The hon. member will have time to answer one other question after oral question period.

Veterans AffairsStatements By Members

2 p.m.

Liberal

Susan Kadis Liberal Thornhill, ON

Mr. Speaker, today in Toronto the Jewish War Veterans Memorial Committee will launch its fundraising campaign with the creation of Canada's first national Jewish war veterans memorial. The memorial will honour those of the Jewish faith who have served Canada both before and after Confederation.

This issue is very close to my heart as my father, Vic, at the young age of 15 joined the more than 17,000 Jewish men and women who fought for Canada during World War II.

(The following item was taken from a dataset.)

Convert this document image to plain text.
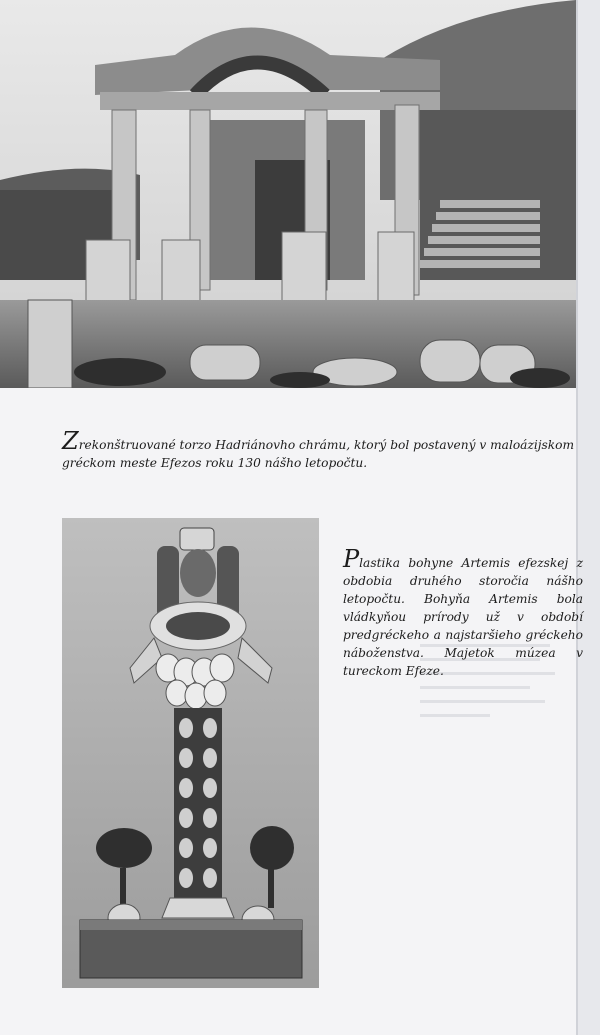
Zrekonštruované torzo Hadriánovho chrámu, ktorý bol postavený v maloázijskom gréckom meste Efezos roku 130 nášho letopočtu.

Plastika bohyne Artemis efezskej z obdobia druhého storočia nášho letopočtu. Bohyňa Artemis bola vládkyňou prírody už v období predgréckeho a najstaršieho gréckeho náboženstva. Majetok múzea v tureckom Efeze.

As Canadians, we must honour the sacrifice of all veterans who have secured the hard-fought freedoms that we enjoy today. It is especially fitting that this project is being launched during the Year of the Veteran. As we mark the halfway point of this special year, Canadians across the country are continuing to celebrate, thank and remember our veterans, including those in particular who gave their lives. We must ensure that memorials like this one are erected so that Canada's memory and appreciation of our veterans never fade.

I want to convey my gratitude to all our veterans who have, whenever terror has loomed, when peace has been threatened, proudly fought with courage and determination to ensure that the Canadian values of freedom and democracy were always protected.